United States District Court, M.D. Pennsylvania
Oct 6, 2008
CIVIL NO. 3:CV-05-1394 (M.D. Pa. Oct. 6, 2008)

Opinion

CIVIL NO. 3:CV-05-1394.

October 6, 2008


MEMORANDUM


Plaintiff William Meekins filed this civil rights action on July 12, 2005. The matter proceeds on an amended complaint and several supplements thereto. (Docs. 17, 19, 24-26.) Following the court's resolution of a motion to dismiss filed by all Defendants in this action, the remaining Defendants are former or current employees at the State Correctional Institution at Waymart, Pennsylvania. These Defendants are Raymond Colleran, former Superintendent; Larry Ellett and Dave Bowan, correctional officers; Donald J. Jones, Hearing Examiner; Joseph Nish, former Deputy of Central Services; Paul DelRosso, former Deputy of Program Management and Michael Klopotoski, former Deputy Superintendent of Facilities Management. After filing an answer to the complaint, the parties were afforded the opportunity to engage in discovery. Presently pending is the remaining Defendants' motion for summary judgment pursuant to Federal Rule of Civil Procedure 56. (Doc. 109.) A brief, statement of material facts, and evidentiary materials have been filed in support of the motion. (Docs. 110-112.) Plaintiff failed to file an appropriate response to the motion. He was afforded an opportunity to respond to the motion for summary judgment in accordance with the Fed.R.Civ.P. 56 and L.R. 56.1, and was advised that his failure to timely respond would result in the motion being deemed unopposed. (Doc. 116, citing Stackhouse v. Mazurkiewicz, 951 F.2d 29 (3d Cir. 1991).) Plaintiff has failed to respond to Defendants' motion. Consequently, the motion is deemed unopposed and, for the reasons set forth below, will be granted.

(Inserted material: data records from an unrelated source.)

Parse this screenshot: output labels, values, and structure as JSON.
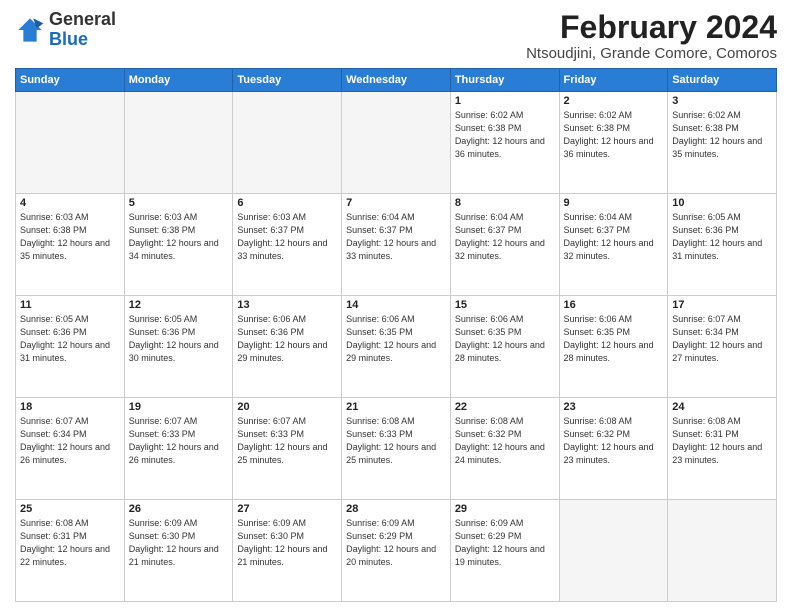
{
  "header": {
    "logo_line1": "General",
    "logo_line2": "Blue",
    "month_title": "February 2024",
    "location": "Ntsoudjini, Grande Comore, Comoros"
  },
  "weekdays": [
    "Sunday",
    "Monday",
    "Tuesday",
    "Wednesday",
    "Thursday",
    "Friday",
    "Saturday"
  ],
  "weeks": [
    [
      {
        "day": "",
        "empty": true
      },
      {
        "day": "",
        "empty": true
      },
      {
        "day": "",
        "empty": true
      },
      {
        "day": "",
        "empty": true
      },
      {
        "day": "1",
        "info": "Sunrise: 6:02 AM\nSunset: 6:38 PM\nDaylight: 12 hours\nand 36 minutes."
      },
      {
        "day": "2",
        "info": "Sunrise: 6:02 AM\nSunset: 6:38 PM\nDaylight: 12 hours\nand 36 minutes."
      },
      {
        "day": "3",
        "info": "Sunrise: 6:02 AM\nSunset: 6:38 PM\nDaylight: 12 hours\nand 35 minutes."
      }
    ],
    [
      {
        "day": "4",
        "info": "Sunrise: 6:03 AM\nSunset: 6:38 PM\nDaylight: 12 hours\nand 35 minutes."
      },
      {
        "day": "5",
        "info": "Sunrise: 6:03 AM\nSunset: 6:38 PM\nDaylight: 12 hours\nand 34 minutes."
      },
      {
        "day": "6",
        "info": "Sunrise: 6:03 AM\nSunset: 6:37 PM\nDaylight: 12 hours\nand 33 minutes."
      },
      {
        "day": "7",
        "info": "Sunrise: 6:04 AM\nSunset: 6:37 PM\nDaylight: 12 hours\nand 33 minutes."
      },
      {
        "day": "8",
        "info": "Sunrise: 6:04 AM\nSunset: 6:37 PM\nDaylight: 12 hours\nand 32 minutes."
      },
      {
        "day": "9",
        "info": "Sunrise: 6:04 AM\nSunset: 6:37 PM\nDaylight: 12 hours\nand 32 minutes."
      },
      {
        "day": "10",
        "info": "Sunrise: 6:05 AM\nSunset: 6:36 PM\nDaylight: 12 hours\nand 31 minutes."
      }
    ],
    [
      {
        "day": "11",
        "info": "Sunrise: 6:05 AM\nSunset: 6:36 PM\nDaylight: 12 hours\nand 31 minutes."
      },
      {
        "day": "12",
        "info": "Sunrise: 6:05 AM\nSunset: 6:36 PM\nDaylight: 12 hours\nand 30 minutes."
      },
      {
        "day": "13",
        "info": "Sunrise: 6:06 AM\nSunset: 6:36 PM\nDaylight: 12 hours\nand 29 minutes."
      },
      {
        "day": "14",
        "info": "Sunrise: 6:06 AM\nSunset: 6:35 PM\nDaylight: 12 hours\nand 29 minutes."
      },
      {
        "day": "15",
        "info": "Sunrise: 6:06 AM\nSunset: 6:35 PM\nDaylight: 12 hours\nand 28 minutes."
      },
      {
        "day": "16",
        "info": "Sunrise: 6:06 AM\nSunset: 6:35 PM\nDaylight: 12 hours\nand 28 minutes."
      },
      {
        "day": "17",
        "info": "Sunrise: 6:07 AM\nSunset: 6:34 PM\nDaylight: 12 hours\nand 27 minutes."
      }
    ],
    [
      {
        "day": "18",
        "info": "Sunrise: 6:07 AM\nSunset: 6:34 PM\nDaylight: 12 hours\nand 26 minutes."
      },
      {
        "day": "19",
        "info": "Sunrise: 6:07 AM\nSunset: 6:33 PM\nDaylight: 12 hours\nand 26 minutes."
      },
      {
        "day": "20",
        "info": "Sunrise: 6:07 AM\nSunset: 6:33 PM\nDaylight: 12 hours\nand 25 minutes."
      },
      {
        "day": "21",
        "info": "Sunrise: 6:08 AM\nSunset: 6:33 PM\nDaylight: 12 hours\nand 25 minutes."
      },
      {
        "day": "22",
        "info": "Sunrise: 6:08 AM\nSunset: 6:32 PM\nDaylight: 12 hours\nand 24 minutes."
      },
      {
        "day": "23",
        "info": "Sunrise: 6:08 AM\nSunset: 6:32 PM\nDaylight: 12 hours\nand 23 minutes."
      },
      {
        "day": "24",
        "info": "Sunrise: 6:08 AM\nSunset: 6:31 PM\nDaylight: 12 hours\nand 23 minutes."
      }
    ],
    [
      {
        "day": "25",
        "info": "Sunrise: 6:08 AM\nSunset: 6:31 PM\nDaylight: 12 hours\nand 22 minutes."
      },
      {
        "day": "26",
        "info": "Sunrise: 6:09 AM\nSunset: 6:30 PM\nDaylight: 12 hours\nand 21 minutes."
      },
      {
        "day": "27",
        "info": "Sunrise: 6:09 AM\nSunset: 6:30 PM\nDaylight: 12 hours\nand 21 minutes."
      },
      {
        "day": "28",
        "info": "Sunrise: 6:09 AM\nSunset: 6:29 PM\nDaylight: 12 hours\nand 20 minutes."
      },
      {
        "day": "29",
        "info": "Sunrise: 6:09 AM\nSunset: 6:29 PM\nDaylight: 12 hours\nand 19 minutes."
      },
      {
        "day": "",
        "empty": true
      },
      {
        "day": "",
        "empty": true
      }
    ]
  ]
}
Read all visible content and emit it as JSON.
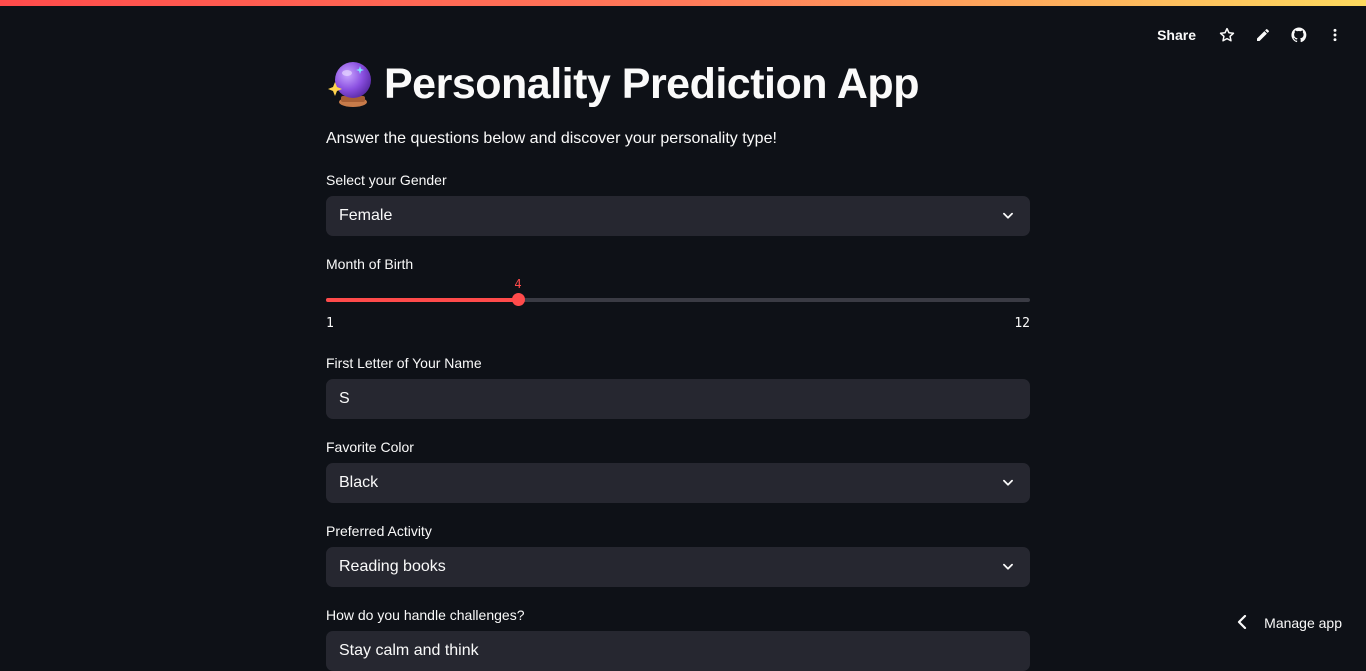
{
  "header": {
    "share_label": "Share",
    "icons": [
      "star-icon",
      "pencil-icon",
      "github-icon",
      "more-vertical-icon"
    ]
  },
  "app": {
    "title": "Personality Prediction App",
    "title_icon": "crystal-ball-icon",
    "subtitle": "Answer the questions below and discover your personality type!"
  },
  "form": {
    "gender": {
      "label": "Select your Gender",
      "value": "Female"
    },
    "month": {
      "label": "Month of Birth",
      "value": "4",
      "min": "1",
      "max": "12"
    },
    "first_letter": {
      "label": "First Letter of Your Name",
      "value": "S"
    },
    "color": {
      "label": "Favorite Color",
      "value": "Black"
    },
    "activity": {
      "label": "Preferred Activity",
      "value": "Reading books"
    },
    "challenges": {
      "label": "How do you handle challenges?",
      "value": "Stay calm and think"
    }
  },
  "footer": {
    "manage_label": "Manage app"
  },
  "colors": {
    "accent": "#ff4b4b",
    "background": "#0e1117",
    "input_bg": "#262730"
  }
}
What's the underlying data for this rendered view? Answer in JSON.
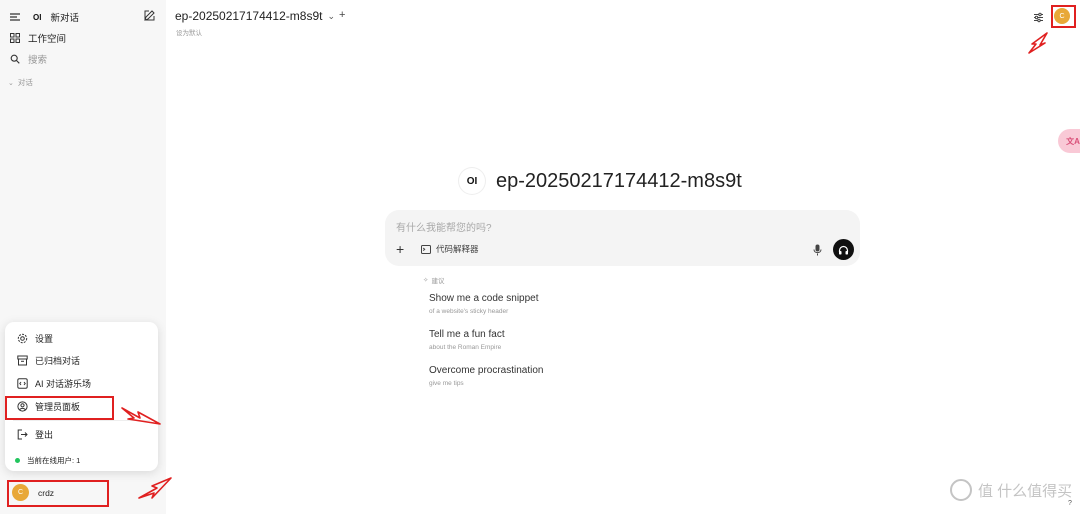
{
  "sidebar": {
    "new_chat_label": "新对话",
    "workspace_label": "工作空间",
    "search_placeholder": "搜索",
    "chats_section_label": "对话",
    "logo_text": "OI"
  },
  "user_menu": {
    "items": [
      {
        "label": "设置",
        "icon": "gear-icon"
      },
      {
        "label": "已归档对话",
        "icon": "archive-icon"
      },
      {
        "label": "AI 对话游乐场",
        "icon": "code-icon"
      },
      {
        "label": "管理员面板",
        "icon": "user-circle-icon"
      },
      {
        "label": "登出",
        "icon": "logout-icon"
      }
    ],
    "online_users_label": "当前在线用户: 1"
  },
  "user": {
    "name": "crdz",
    "avatar_letter": "C"
  },
  "header": {
    "model_name": "ep-20250217174412-m8s9t",
    "set_default_label": "设为默认",
    "add_label": "+"
  },
  "main": {
    "logo_text": "OI",
    "model_title": "ep-20250217174412-m8s9t",
    "prompt_placeholder": "有什么我能帮您的吗?",
    "code_interpreter_label": "代码解释器",
    "suggestions_label": "建议",
    "suggestions": [
      {
        "title": "Show me a code snippet",
        "subtitle": "of a website's sticky header"
      },
      {
        "title": "Tell me a fun fact",
        "subtitle": "about the Roman Empire"
      },
      {
        "title": "Overcome procrastination",
        "subtitle": "give me tips"
      }
    ]
  },
  "watermark": "值 什么值得买",
  "help_label": "?",
  "colors": {
    "highlight_red": "#e02020",
    "avatar_orange": "#e8a838",
    "online_green": "#22c55e"
  }
}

I. Statement of Material Facts

Defendants filed a statement of material facts on March 12, 2008. (Doc. 110.) "All material facts set forth in the statement required to be served by the moving party will be deemed admitted unless controverted by the statement required to be served by the opposing party." M.D. Pa. L.R. 56.1. Plaintiff did not contest the Defendants' statement. Therefore, the statement, which is adequately supported by the record, is deemed admitted and adopted by the court.

At all relevant times, Plaintiff was confined at SCI-Waymart and Defendants were employees there. On December 7, 2004, Plaintiff was being escorted to the Restrictive Housing Unit ("RHU") by Defendants Ellett and Bowan. (Doc. 112, Meekins Depo. at 15.) He claims he was pushed against the door by Defendants. (Id. at 19.) However, he further states that the door was in the process of being opened, but did not pop open; it closed back right away. (Id. at 20.) Plaintiff states that he did not know if the Defendants thought the door was going to stay open or whether it was unintentional that his face and chest hit the door. He was thereafter placed in his RHU cell. (Id.) With regard to this incident, Plaintiff admits that he suffered no injuries. He did not see medical staff that day or ask to see medical staff. (Id. at 45.) While at SCI-Waymart, Plaintiff received a total of 7 misconduct reports. (Id. at 32; Ex. 3.) Plaintiff complains about his placement in a camera cell in the RHU and the conditions therein.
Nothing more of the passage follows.